Üstadımız Necip Fazıl Kısakürek “Zidan’dan Mehmed’e Mektup” isimli şiirinin bir bölümünde, “Somurtuş ki bıçak, nara ki tokat; Zift dolu gözlerde karanlık kat kat...
Üstadımız Necip Fazıl Kısakürek 'Zidan'dan Mehmed'e Mektup' isimli şiirinin bir bölümünde,
'Somurtuş ki bıçak, nara ki tokat;
Zift dolu gözlerde karanlık kat kat...
Yalnız seccademin yüzünde şefkat...
Beni kimsecikler okşamaz madem,
Öp beni alnımdan, sen öp seccadem' diyerek bu seslenişle ruhlarımıza dokunuyor adeta.
Biz bu yazıda belki ruhlara dokunamayacağız ancak gerçekleri bir temsili söyleşi ile haykırmaya çalışacağız. Temsilen bir tahterevalli ile söyleşi ya da sohbet edeceğiz. Biz de konuşacak kimse bulmadık parktaki tahterevalli ile sohbete başladık. Üstadımız zindan şefkat bulamadı ve seccade ile sohbet etti ve ondan şefkat bekledi. Biz de bu vahşi kapitalist sistemde kimseyle konuşamıyoruz, kimseye derdimizi anlatamıyoruz. Bari parktaki bir tahterevalli ile sohbet edelim. Üstadımız Necip Fazıl gibi çaresiziz.
Önce tahterevalliyi tanıtalım. Sonra sohbete başlayalım.
Tahterevalli öyle bir cisimdir ki, tarafsızdır ve kimsenin yanında da değildir, kimsenin karşısında değildir. Tahterevalli öyle bir cisimdir ki, iki kutupludur. İki kutbunu havada tutmaya yarayan ve uzunluğunun tam ortasında yer alan bir başka cisimden destekle havada duran bir cisimdir. Tahterevalli çocukları eğlendirmek ve onların güzel vakit geçirmesini sağlamak üzere çocuk park ve bahçelerine konulan bir eğlence aracıdır.
Tahterevalli kim ağırsa aşağıya indirir, kim hafifse yukarıya kaldırır. Tahterevallide ağır olan, hafif olanı yönetir.
Tahterevalli aynen bir terazi gibidir, denge üzere tasarlanmıştır.

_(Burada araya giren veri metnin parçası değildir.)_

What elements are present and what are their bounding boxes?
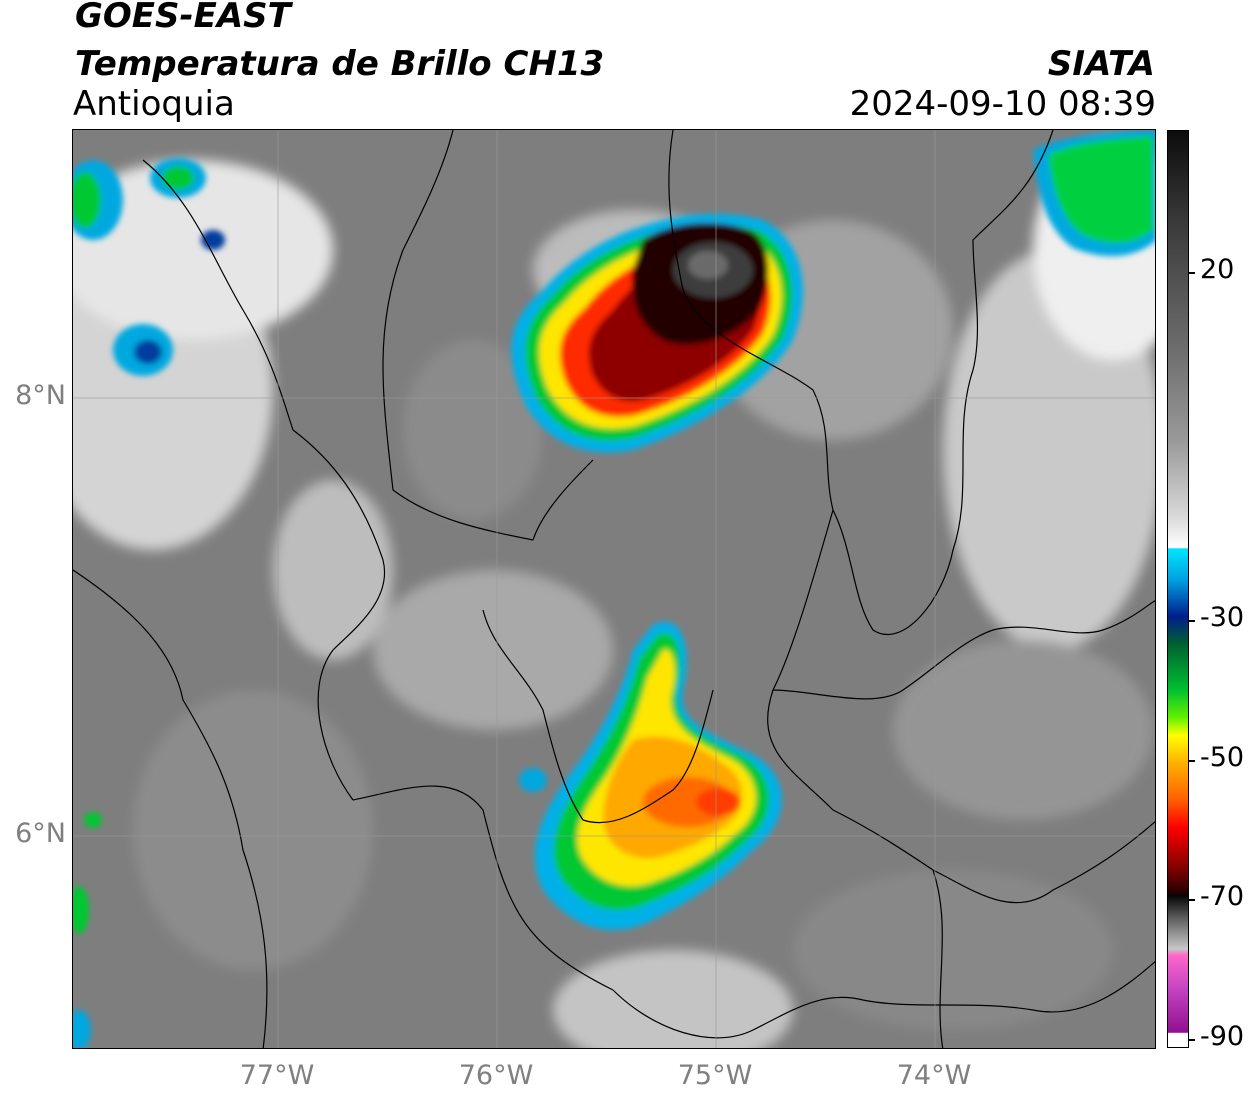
- storm-northeast: [1033, 130, 1155, 257]
- colorbar-tick-minus50: [1189, 760, 1195, 762]
- boundaries: [73, 130, 1155, 1048]
- colorbar-label-minus70: -70: [1200, 881, 1245, 912]
- graticule: [73, 130, 1155, 1048]
- colorbar-tick-minus90: [1189, 1039, 1195, 1041]
- storm-north: [511, 213, 803, 453]
- chart-title-product: Temperatura de Brillo CH13: [75, 44, 605, 84]
- organization-label: SIATA: [1047, 44, 1155, 84]
- colorbar-tick-20: [1189, 272, 1195, 274]
- timestamp-label: 2024-09-10 08:39: [849, 84, 1156, 124]
- lon-label-76w: 76°W: [458, 1060, 534, 1091]
- lon-label-77w: 77°W: [239, 1060, 315, 1091]
- chart-subtitle-region: Antioquia: [73, 84, 235, 124]
- lon-label-74w: 74°W: [896, 1060, 972, 1091]
- colorbar-tick-minus70: [1189, 899, 1195, 901]
- colorbar-tick-minus30: [1189, 620, 1195, 622]
- lat-label-8n: 8°N: [15, 380, 66, 411]
- colorbar-label-minus30: -30: [1200, 602, 1245, 633]
- colorbar-label-minus50: -50: [1200, 742, 1245, 773]
- map-image: [73, 130, 1155, 1048]
- satellite-map: [72, 129, 1156, 1049]
- chart-title-satellite: GOES-EAST: [75, 0, 291, 36]
- lat-label-6n: 6°N: [15, 818, 66, 849]
- lon-label-75w: 75°W: [677, 1060, 753, 1091]
- colorbar-label-20: 20: [1200, 254, 1235, 285]
- storm-south: [534, 621, 782, 930]
- storm-northwest-patches: [73, 158, 547, 1048]
- colorbar: [1167, 130, 1189, 1048]
- colorbar-label-minus90: -90: [1200, 1021, 1245, 1052]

Tahterevalli, tahterevalli, tahterevalli, tahterevalli ve tahterevalli. Tam beş satırda beş kez bu isimle başladık söze. Biliyorum sizi bu kadar bir ismi, bu kadar sık tekrarlamakla, bunaltmış olabilirim. Ancak tahterevalli çok önemli. Onu yalnızca çocukların üzerinde oynadığı bir eğlence cismi olarak görmeyelim. Onu yalnızca zaman geçirmek ve oynamak için tasarlanmış bir araç olarak görenler olsa da, ince ruhlu ve yoğun düşünceli insanlar, her şeye ve her cisme farklı bakarlar.
Bakın işte! Ney dediğimiz bir müzik aletine Hazreti Mevlana nasıl bakmıştır? Ney, bir müzik aletidir ve sazlıktan kopartılan kamıştan imal edilir. O kamıştan imal edilen cismi Hazreti Mevlana sanki bir insan gibi görmüş ve insana benzeterek, 'sen de bizim gibi gurbettesin, bizi Cennetten Dünya'ya attılar. Seni de sazlıktan kopartıp başka bir Dünya'ya attılar' diyerek Ney ile konuşmuş ve Ney cismine farklı bir açıdan bakmıştır.
Biz de tahterevalli'ye farklı bir açıdan bakarak tahterevalli'yi konuşturalım. Tahterevalli ile konuşalım.
A, Ahmet'tir. T, tahterevalli'dir.
A: Tahterevalli, tahterevalli, söyle ne olacak bu Dünya'nın hali?
T: Ahmet, bana niye soruyorsun? Ben nereden bileyim Dünya'nın ne olacağını? Ben nasıl anlayayım Dünya'nın nereye doğru gittiğini? Benim iki kutbum var. Bir kutbuna binen kişi ağır ise diğer kutuptaki havaya çıkar ve boşlukta döner. İki kutuptakiler aynı ağırlıkta ise dengede olurum.
A: Tahterevalli, burası Dünya. Nasıl bulacağız ki denk insanları. Baksana Dünya'nın haline. Kimi zengin, kimi fakir, kimi şişman, kimi zayıf. Kimi yaşlı, kimi genç. Nasıl bulacağız ki denkleri ve aynı durumda olanları?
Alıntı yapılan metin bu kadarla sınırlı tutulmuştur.